If you use the checkpoint_dir FLAG you will load the last checkpoint in that dir, not the best one, THE LAST ONE. This is important because early_stop is not synchronized with this.
checkpoint_secs define how often your weights are saved
Sir, I am training the pre-trained model on my own data. I am facing problem in using checkpoints. For different data, epochs start with different no.
example- for a small data set 30 wav files (each of 7-8 secs long) divided in 70-20-10 ratio across train-dev-test folders, it resumes from epoch 10276
Output
Use standard file utilities to get mtimes.
I STARTING Optimization
I Training epoch 10276…
but a larger data with 180 wav (each of 10 secs length), the epoch starts from 1832
Output
Use standard file utilities to get mtimes.
I STARTING Optimization
I Training epoch 1832…
we have tried for third datatasets and in this epoch starts from 45214
Something similar has happened to me, but I do not have any idea why, maybe @reuben can tell us something about that
How did you overcome this problem then?
I did not, for the time being I am training from scratch.

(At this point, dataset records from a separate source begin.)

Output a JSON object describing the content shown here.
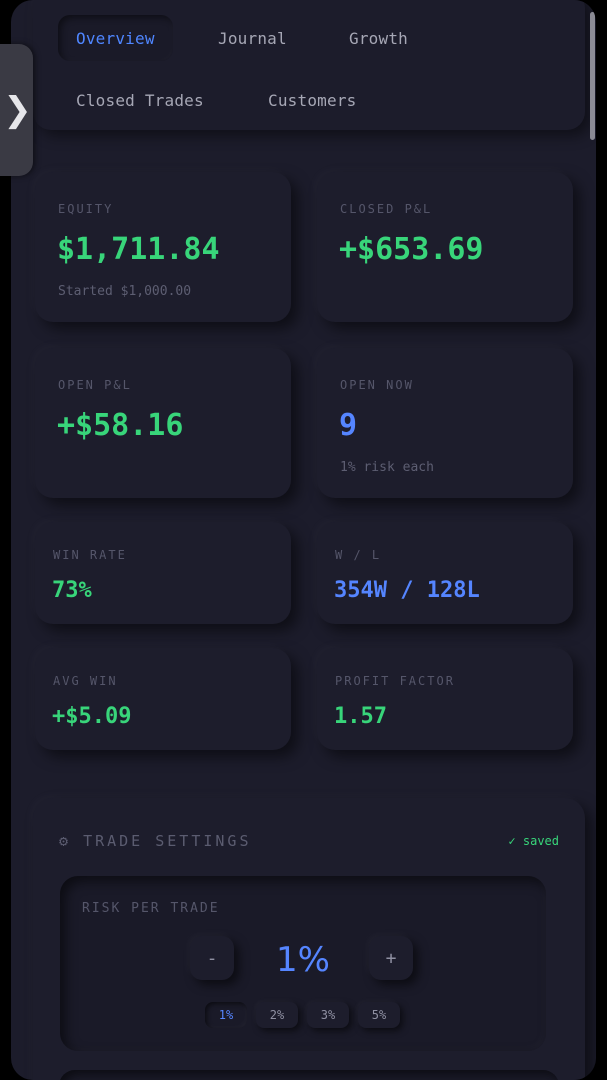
{
  "tabs": [
    {
      "label": "Overview",
      "active": true
    },
    {
      "label": "Journal",
      "active": false
    },
    {
      "label": "Growth",
      "active": false
    },
    {
      "label": "Closed Trades",
      "active": false
    },
    {
      "label": "Customers",
      "active": false
    }
  ],
  "drawer_handle": {
    "glyph": "❯",
    "icon": "chevron-right-icon"
  },
  "stats": {
    "equity": {
      "label": "EQUITY",
      "value": "$1,711.84",
      "sub": "Started $1,000.00"
    },
    "closed_pnl": {
      "label": "CLOSED P&L",
      "value": "+$653.69"
    },
    "open_pnl": {
      "label": "OPEN P&L",
      "value": "+$58.16"
    },
    "open_now": {
      "label": "OPEN NOW",
      "value": "9",
      "sub": "1% risk each"
    },
    "win_rate": {
      "label": "WIN RATE",
      "value": "73%"
    },
    "wl": {
      "label": "W / L",
      "value": "354W / 128L"
    },
    "avg_win": {
      "label": "AVG WIN",
      "value": "+$5.09"
    },
    "profit_factor": {
      "label": "PROFIT FACTOR",
      "value": "1.57"
    }
  },
  "settings": {
    "icon": "gear-icon",
    "icon_glyph": "⚙",
    "title": "TRADE SETTINGS",
    "saved": "✓ saved",
    "risk": {
      "label": "RISK PER TRADE",
      "value": "1%",
      "minus": "-",
      "plus": "+",
      "options": [
        "1%",
        "2%",
        "3%",
        "5%"
      ],
      "selected": "1%"
    }
  },
  "colors": {
    "background": "#1c1c2b",
    "positive": "#38d57a",
    "accent": "#5585ff"
  }
}
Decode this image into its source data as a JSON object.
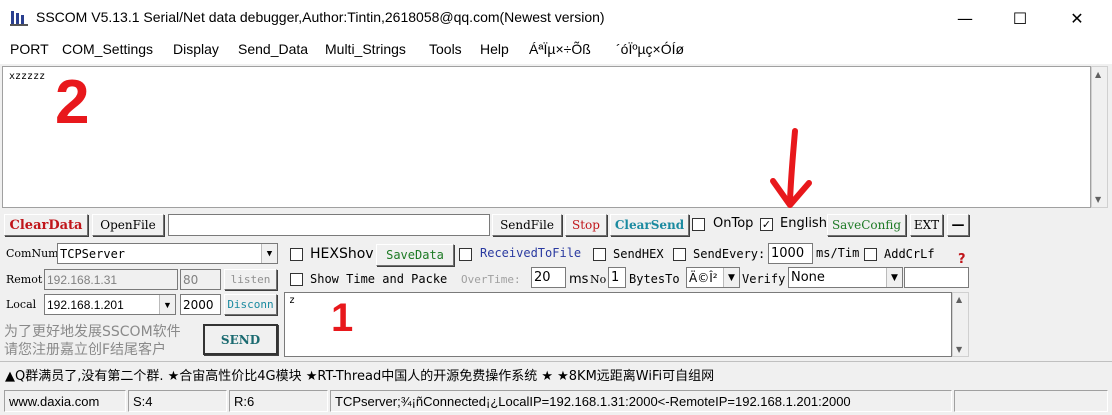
{
  "window": {
    "title": "SSCOM V5.13.1 Serial/Net data debugger,Author:Tintin,2618058@qq.com(Newest version)",
    "minimize": "—",
    "maximize": "☐",
    "close": "✕"
  },
  "menu": [
    "PORT",
    "COM_Settings",
    "Display",
    "Send_Data",
    "Multi_Strings",
    "Tools",
    "Help",
    "ÁªÏµ×÷Õß",
    "´óÏºµç×ÓÍø"
  ],
  "receive": {
    "text": "xzzzzz"
  },
  "toolbar": {
    "clear_data": "ClearData",
    "open_file": "OpenFile",
    "file_path": "",
    "send_file": "SendFile",
    "stop": "Stop",
    "clear_send": "ClearSend",
    "on_top": "OnTop",
    "english": "English",
    "save_config": "SaveConfig",
    "ext": "EXT",
    "collapse": "—"
  },
  "left": {
    "com_num_label": "ComNum",
    "com_num_value": "TCPServer",
    "remote_label": "Remot",
    "remote_ip": "192.168.1.31",
    "remote_port": "80",
    "listen": "listen",
    "local_label": "Local",
    "local_ip": "192.168.1.201",
    "local_port": "2000",
    "disconnect": "Disconn",
    "promo": "为了更好地发展SSCOM软件\n请您注册嘉立创F结尾客户",
    "send": "SEND"
  },
  "options": {
    "hex_show": "HEXShov",
    "save_data": "SaveData",
    "received_to_file": "ReceivedToFile",
    "send_hex": "SendHEX",
    "send_every": "SendEvery:",
    "interval": "1000",
    "interval_unit": "ms/Tim",
    "add_crlf": "AddCrLf",
    "help_mark": "?",
    "show_time": "Show Time and Packe",
    "overtime_label": "OverTime:",
    "overtime_value": "20",
    "ms": "ms",
    "no_label": "No",
    "no_value": "1",
    "bytes_to": "BytesTo",
    "bytes_combo": "Ä©Î²",
    "verify_label": "Verify",
    "verify_value": "None"
  },
  "send_box": {
    "text": "z"
  },
  "ticker": "▲Q群满员了,没有第二个群. ★合宙高性价比4G模块 ★RT-Thread中国人的开源免费操作系统 ★ ★8KM远距离WiFi可自组网",
  "status": {
    "website": "www.daxia.com",
    "sent": "S:4",
    "received": "R:6",
    "connection": "TCPserver;¾¡ñConnected¡¿LocalIP=192.168.1.31:2000<-RemoteIP=192.168.1.201:2000"
  },
  "annotations": [
    "2",
    "1"
  ]
}
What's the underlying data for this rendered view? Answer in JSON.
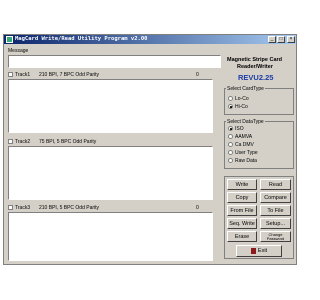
{
  "window": {
    "title": "MagCard Write/Read Utility Program v2.00",
    "minimize": "_",
    "maximize": "□",
    "close": "×"
  },
  "message": {
    "label": "Message",
    "value": ""
  },
  "tracks": [
    {
      "label": "Track1",
      "format": "210 BPI, 7 BPC Odd Parity",
      "count": "0"
    },
    {
      "label": "Track2",
      "format": "75 BPI, 5 BPC Odd Parity",
      "count": "0"
    },
    {
      "label": "Track3",
      "format": "210 BPI, 5 BPC Odd Parity",
      "count": "0"
    }
  ],
  "device": {
    "title_line1": "Magnetic Stripe Card",
    "title_line2": "Reader/Writer",
    "revision": "REVU2.25"
  },
  "card_type": {
    "label": "Select CardType",
    "options": [
      "Lo-Co",
      "Hi-Co"
    ],
    "selected": "Hi-Co"
  },
  "data_type": {
    "label": "Select DataType",
    "options": [
      "ISO",
      "AAMVA",
      "Ca DMV",
      "User Type",
      "Raw Data"
    ],
    "selected": "ISO"
  },
  "buttons": {
    "write": "Write",
    "read": "Read",
    "copy": "Copy",
    "compare": "Compare",
    "from_file": "From File",
    "to_file": "To File",
    "seq_write": "Seq. Write",
    "setup": "Setup...",
    "erase": "Erase",
    "change_password_line1": "Change",
    "change_password_line2": "Password",
    "exit": "Exit"
  }
}
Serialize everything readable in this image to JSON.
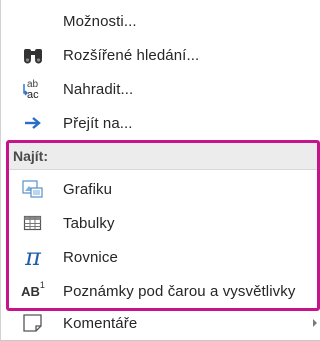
{
  "menu": {
    "items": [
      {
        "label": "Možnosti..."
      },
      {
        "label": "Rozšířené hledání..."
      },
      {
        "label": "Nahradit..."
      },
      {
        "label": "Přejít na..."
      }
    ],
    "group": {
      "title": "Najít:",
      "items": [
        {
          "label": "Grafiku"
        },
        {
          "label": "Tabulky"
        },
        {
          "label": "Rovnice"
        },
        {
          "label": "Poznámky pod čarou a vysvětlivky"
        },
        {
          "label": "Komentáře"
        }
      ]
    },
    "icons": {
      "replace_top": "ab",
      "replace_bottom": "ac",
      "equation": "π",
      "footnote_main": "AB",
      "footnote_sup": "1"
    },
    "colors": {
      "highlight_frame": "#c6158a",
      "arrow_blue": "#2b6cc4",
      "equation_blue": "#1f5fa8"
    }
  }
}
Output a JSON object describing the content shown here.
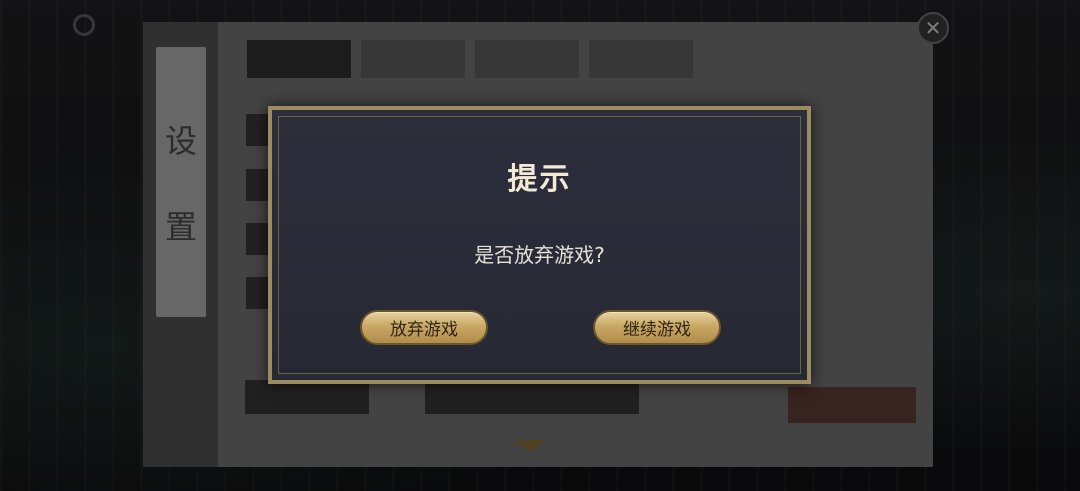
{
  "settings": {
    "title_chars": [
      "设",
      "置"
    ],
    "tabs": [
      {
        "label": ""
      },
      {
        "label": ""
      },
      {
        "label": ""
      },
      {
        "label": ""
      }
    ],
    "bottom_left_label": "",
    "bottom_mid_label": "",
    "exit_label": ""
  },
  "dialog": {
    "title": "提示",
    "message": "是否放弃游戏?",
    "abandon_label": "放弃游戏",
    "continue_label": "继续游戏"
  },
  "close_icon": "close-icon",
  "colors": {
    "dialog_border": "#9c8a60",
    "dialog_bg": "#2a2d39",
    "button_gold": "#c9a764",
    "title_text": "#f2ead6"
  }
}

I plan to carry out more experiments in transfer learning by the end of this week, I will let you if I get anything clear.
Anyhow I think you are making some mistake, they said they trained the network for 30 epochs, I cannot understand how you get 1832
Am I supposed to give the entire training dataset at once or can I divide the datatset into parts and train for few epochs (like 10 or till convergence) for all the different parts of the dataset?